L’étude du CESE rappelle la possibilité de varier les contextes d’apprentissage pour éviter qu’ils ne soient proposés à tous les élèves quels que soient leurs résultats scolaires dans le système sous des formes identiques et trop souvent figées, qui risquent de favoriser la moindre réussite des uns tout en conduisant à l’échec des autres. Dans cette perspective d’évolution des méthodes pédagogiques, l’avènement du numérique, qui est par ailleurs un sujet en soi, constitue, à l’évidence, une opportunité à saisir pour offrir des présentations inédites des différents savoirs et des compétences à acquérir pour les traiter au sein du cadre scolaire. L’alternance dans l’éducation doit ainsi être envisagée comme un moyen, parmi d’autres, pour favoriser cet enrichissement contextuel dont la vertu principale est bien celle de réduire les inégalités d’accès au savoir et à son utilisation. Ce type d’approche fournit donc à l’alternance, en dehors des préoccupations d’insertion professionnelle auxquelles on la rattache habituellement, un fondement de nature pédagogique. Ancrée dans des règles et principes communs, élaborée conjointement, la pratique de l’alternance entre milieu scolaire et monde du travail devrait permettre de tendre vers la réalisation d’un tel objectif.
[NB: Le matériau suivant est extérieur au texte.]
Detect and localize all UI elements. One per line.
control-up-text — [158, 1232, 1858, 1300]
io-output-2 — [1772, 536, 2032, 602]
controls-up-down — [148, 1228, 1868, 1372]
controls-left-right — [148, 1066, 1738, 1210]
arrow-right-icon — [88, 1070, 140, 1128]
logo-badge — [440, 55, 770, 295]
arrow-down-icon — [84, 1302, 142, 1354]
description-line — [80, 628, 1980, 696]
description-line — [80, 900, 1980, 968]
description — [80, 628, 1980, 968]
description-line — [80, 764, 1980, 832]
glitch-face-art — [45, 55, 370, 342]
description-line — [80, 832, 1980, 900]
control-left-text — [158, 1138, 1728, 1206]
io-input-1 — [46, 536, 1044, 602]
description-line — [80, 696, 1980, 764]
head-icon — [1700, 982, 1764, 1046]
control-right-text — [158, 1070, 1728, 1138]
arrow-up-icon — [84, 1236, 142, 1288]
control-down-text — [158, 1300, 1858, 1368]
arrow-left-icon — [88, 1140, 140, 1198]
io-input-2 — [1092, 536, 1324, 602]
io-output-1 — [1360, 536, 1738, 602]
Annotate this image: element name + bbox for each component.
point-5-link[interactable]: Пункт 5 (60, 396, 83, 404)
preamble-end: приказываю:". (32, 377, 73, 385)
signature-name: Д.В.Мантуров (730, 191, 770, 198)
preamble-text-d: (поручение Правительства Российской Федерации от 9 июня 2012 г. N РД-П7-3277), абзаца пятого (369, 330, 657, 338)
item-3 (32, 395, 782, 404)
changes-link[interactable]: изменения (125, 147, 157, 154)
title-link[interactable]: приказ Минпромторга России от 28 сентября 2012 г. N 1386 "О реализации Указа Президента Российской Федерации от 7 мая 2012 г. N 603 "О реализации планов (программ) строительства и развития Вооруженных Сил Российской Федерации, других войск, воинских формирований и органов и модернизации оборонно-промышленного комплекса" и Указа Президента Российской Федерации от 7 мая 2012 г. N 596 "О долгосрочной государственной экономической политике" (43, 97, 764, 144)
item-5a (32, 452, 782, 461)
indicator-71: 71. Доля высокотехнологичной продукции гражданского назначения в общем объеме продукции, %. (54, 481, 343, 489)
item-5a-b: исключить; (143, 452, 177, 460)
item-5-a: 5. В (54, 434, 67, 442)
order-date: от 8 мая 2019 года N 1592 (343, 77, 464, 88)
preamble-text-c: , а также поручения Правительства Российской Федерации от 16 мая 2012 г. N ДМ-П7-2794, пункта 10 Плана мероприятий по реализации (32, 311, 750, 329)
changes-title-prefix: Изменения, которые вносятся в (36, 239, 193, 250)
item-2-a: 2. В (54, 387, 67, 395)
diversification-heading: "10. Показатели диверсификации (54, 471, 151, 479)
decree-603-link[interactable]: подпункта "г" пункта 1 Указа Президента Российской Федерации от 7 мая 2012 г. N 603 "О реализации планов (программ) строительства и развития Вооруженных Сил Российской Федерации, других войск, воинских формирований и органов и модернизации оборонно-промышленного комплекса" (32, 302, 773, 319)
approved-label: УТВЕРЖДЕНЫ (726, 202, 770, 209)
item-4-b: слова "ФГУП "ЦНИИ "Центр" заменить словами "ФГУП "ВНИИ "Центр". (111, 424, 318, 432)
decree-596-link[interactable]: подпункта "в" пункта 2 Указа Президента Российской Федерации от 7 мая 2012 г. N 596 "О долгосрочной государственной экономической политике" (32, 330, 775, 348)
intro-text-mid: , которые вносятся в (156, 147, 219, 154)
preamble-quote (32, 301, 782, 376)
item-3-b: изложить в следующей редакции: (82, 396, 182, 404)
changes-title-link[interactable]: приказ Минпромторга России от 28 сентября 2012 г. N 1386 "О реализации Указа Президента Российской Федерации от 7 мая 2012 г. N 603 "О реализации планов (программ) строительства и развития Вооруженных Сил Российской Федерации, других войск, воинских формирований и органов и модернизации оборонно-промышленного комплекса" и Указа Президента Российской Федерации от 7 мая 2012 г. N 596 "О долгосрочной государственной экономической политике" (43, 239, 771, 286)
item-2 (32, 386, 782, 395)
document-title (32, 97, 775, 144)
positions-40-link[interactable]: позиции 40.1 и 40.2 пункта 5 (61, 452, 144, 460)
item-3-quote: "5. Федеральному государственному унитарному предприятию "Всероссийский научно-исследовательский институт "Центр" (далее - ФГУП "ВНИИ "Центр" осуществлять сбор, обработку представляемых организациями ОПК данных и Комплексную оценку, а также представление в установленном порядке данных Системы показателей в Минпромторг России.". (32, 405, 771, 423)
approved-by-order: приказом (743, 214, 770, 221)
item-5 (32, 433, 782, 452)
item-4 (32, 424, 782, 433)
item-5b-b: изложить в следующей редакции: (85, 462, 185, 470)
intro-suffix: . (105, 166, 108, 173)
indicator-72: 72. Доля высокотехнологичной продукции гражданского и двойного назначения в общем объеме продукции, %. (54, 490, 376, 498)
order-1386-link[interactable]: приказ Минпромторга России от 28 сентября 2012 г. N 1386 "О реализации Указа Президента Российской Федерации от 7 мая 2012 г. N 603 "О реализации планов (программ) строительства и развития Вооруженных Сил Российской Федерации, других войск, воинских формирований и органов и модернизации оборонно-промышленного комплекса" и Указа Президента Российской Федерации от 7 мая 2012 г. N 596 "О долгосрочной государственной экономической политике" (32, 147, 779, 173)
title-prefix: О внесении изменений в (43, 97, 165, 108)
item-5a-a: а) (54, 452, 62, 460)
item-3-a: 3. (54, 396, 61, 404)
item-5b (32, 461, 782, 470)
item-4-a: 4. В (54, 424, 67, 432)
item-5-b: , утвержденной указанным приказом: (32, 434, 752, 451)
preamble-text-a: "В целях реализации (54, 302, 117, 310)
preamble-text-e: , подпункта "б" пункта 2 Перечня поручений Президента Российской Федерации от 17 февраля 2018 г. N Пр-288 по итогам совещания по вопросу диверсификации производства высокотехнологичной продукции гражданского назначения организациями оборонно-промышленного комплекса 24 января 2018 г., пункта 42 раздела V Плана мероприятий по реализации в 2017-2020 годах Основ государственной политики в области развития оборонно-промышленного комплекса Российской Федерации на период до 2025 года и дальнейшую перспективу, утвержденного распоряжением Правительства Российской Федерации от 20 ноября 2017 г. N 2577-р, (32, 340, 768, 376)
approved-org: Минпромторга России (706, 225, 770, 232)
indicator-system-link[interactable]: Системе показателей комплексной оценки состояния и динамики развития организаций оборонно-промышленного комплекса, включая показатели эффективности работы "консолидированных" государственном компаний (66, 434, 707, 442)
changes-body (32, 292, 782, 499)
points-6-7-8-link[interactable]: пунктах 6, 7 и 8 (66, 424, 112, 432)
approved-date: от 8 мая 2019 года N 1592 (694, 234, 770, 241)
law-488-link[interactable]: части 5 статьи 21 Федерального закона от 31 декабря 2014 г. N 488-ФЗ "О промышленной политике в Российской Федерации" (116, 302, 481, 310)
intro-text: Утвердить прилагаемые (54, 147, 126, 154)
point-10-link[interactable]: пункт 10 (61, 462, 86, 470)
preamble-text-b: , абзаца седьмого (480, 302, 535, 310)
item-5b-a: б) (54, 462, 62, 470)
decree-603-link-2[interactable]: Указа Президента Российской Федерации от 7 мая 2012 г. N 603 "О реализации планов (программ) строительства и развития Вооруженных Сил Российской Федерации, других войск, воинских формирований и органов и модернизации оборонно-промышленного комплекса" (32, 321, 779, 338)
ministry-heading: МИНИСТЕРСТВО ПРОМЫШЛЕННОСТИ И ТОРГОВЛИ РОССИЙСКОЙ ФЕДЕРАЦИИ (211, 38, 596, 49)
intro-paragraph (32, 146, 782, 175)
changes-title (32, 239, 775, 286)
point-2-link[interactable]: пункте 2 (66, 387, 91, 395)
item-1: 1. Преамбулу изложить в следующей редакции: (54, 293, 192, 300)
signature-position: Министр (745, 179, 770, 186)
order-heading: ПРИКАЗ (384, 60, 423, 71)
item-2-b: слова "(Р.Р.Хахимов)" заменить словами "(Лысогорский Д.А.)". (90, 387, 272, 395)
Des pistes d’amélioration pour favoriser les acquisitions et faire de l’apprentissage une voie naturelle de formation

Pour qu’un dispositif d’alternance en éducation présente ce double avantage, il doit être présent à tous les niveaux de qualifications ou de diplôme. L’étude préconise ainsi :

  • De construire la pratique de l’alternance sur des échanges organiques entre les professionnels du monde du travail et les professionnels de l’enseignement, en définissant avec précision les conditions dans lesquelles les pratiques d’alternance sont mise en oeuvre afin d’éviter des catégorisations erronées.
  • De définir un encadrement académique et un « encadrement métier » pour la formation professionnelle par alternance. Le premier, pour situer les connaissances impliquées par les tâches professionnelles dans la chaîne des connaissances acquises ou à acquérir. Le second, pour les qualifier, aménager le cadre de leur accueil et proposer le scénario pertinent pour leur utilisation et leur développement en fonction de l’objectif professionnel poursuivi.

En dépit de l’importance qui lui est accordée dans cette étude, l’alternance dans l’éducation ne doit pas être considérée comme la solution pédagogique pour, tout à la fois, combler les lacunes des formations scolaires ou universitaires initiales, résoudre les problèmes liés à l’insertion professionnelle et rythmer avec bonheur les cheminements de la formation tout au long de la vie.

Le parti pris de cette étude est bien de donner du crédit à l’alternance comme une démarche pédagogique en mesure, non de résoudre tous les problèmes soulevés mais d’enrichir pour tous les élèves les contextes d’acquisition des connaissances. Cette contribution du CESE au débat public pourra indéniablement trouver un écho institutionnel pour alimenter un questionnement plus fonctionnel et qualitatif de la formation, sous toutes ses formes.

« En proposant une plus grande variété de possibilités pour donner du sens aux apprentissages réalisés, par les jeunes et les moins jeunes, l’alternance en éducation offre à la diversité des compétences et des talents, mais aussi aux trajectoires éducatives les plus fragiles, des perspectives de réussite plus nombreuses » souligne Jean-Marc Monteil.